There are even longer words than pneumonoultramicroscopicsilicovolcanoconiosis out there—you just won’t necessarily find them in a dictionary. According to Guinness, Nirantarāndhakāritā … lokān, “a compound ‘word’ of 195 Sanskrit characters (transliterating to 428 letters in the Roman alphabet),” is the longest word in the world; it translates to:

“In it, the distress, caused by thirst, to travelers was alleviated by clusters of rays of the bright eyes of the girls; the rays that were shaming the currents of light, sweet and cold water charged with the strong fragrance of cardamom, clove, saffron, camphor and musk and flowing out of the pitchers (held in) the lotus-like hands of maidens (seated in) the beautiful water-sheds, made of the thick roots of mixed with marjoram, (and built near) the foot, covered with heaps of couch-like soft sand, of the clusters of newly sprouting mango trees, which constantly darkened the intermediate space of the quarters, and which looked all the more charming on account of the trickling drops of the floral juice, which thus caused the delusion of a row of thick rainy clouds, densely filled with abundant nectar.”

And if you want to use the full name of a protein also called “titin,” you’ll need to set aside a serious chunk of time: Methionylthreonylthreonylglutaminylarginyl ... isoleucine stretches out to a whopping 189,819 letters and takes more than three hours to say. Other words, like the name of a single molecule of DNA, could eventually be rendered with well over a billion letters.

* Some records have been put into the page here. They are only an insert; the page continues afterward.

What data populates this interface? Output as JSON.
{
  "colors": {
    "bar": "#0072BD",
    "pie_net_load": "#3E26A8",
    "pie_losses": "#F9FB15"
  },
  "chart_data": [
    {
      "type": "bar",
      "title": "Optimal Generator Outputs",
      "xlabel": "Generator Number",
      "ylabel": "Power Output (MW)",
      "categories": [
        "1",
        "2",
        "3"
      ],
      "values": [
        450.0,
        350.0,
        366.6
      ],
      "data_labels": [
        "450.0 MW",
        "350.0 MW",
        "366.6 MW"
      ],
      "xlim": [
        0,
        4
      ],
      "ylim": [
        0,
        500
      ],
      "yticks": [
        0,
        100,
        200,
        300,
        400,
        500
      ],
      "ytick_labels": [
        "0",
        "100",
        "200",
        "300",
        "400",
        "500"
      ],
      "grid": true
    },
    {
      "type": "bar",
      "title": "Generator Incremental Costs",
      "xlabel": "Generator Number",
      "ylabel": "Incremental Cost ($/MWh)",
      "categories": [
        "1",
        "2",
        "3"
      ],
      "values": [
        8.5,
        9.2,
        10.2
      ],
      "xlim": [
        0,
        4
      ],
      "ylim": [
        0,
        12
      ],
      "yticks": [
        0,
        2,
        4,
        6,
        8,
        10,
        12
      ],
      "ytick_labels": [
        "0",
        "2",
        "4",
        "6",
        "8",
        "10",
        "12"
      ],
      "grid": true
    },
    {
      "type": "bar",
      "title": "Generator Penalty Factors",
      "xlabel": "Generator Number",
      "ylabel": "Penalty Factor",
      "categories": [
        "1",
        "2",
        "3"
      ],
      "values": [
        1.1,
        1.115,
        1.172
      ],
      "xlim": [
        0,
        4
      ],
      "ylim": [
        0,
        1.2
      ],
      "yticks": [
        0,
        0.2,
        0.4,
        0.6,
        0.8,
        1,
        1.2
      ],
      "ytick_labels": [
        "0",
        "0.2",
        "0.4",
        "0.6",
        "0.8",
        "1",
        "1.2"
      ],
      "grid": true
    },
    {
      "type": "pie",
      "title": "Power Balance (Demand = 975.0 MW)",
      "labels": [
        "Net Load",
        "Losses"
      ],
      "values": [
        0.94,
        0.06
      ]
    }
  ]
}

But according to Oxford Dictionaries, words like these are “regarded as chemical names rather than genuine words in the sense of meaningful items of vocabulary. The same is true of the formal names of chemical compounds. These can be almost unlimited in length … and many contain numerals, Roman and Greek letters, and other symbols, as well as ordinary letters. We don't tend to regard these terms as proper ‘words’”—and that’s why you won’t find them in any dictionary.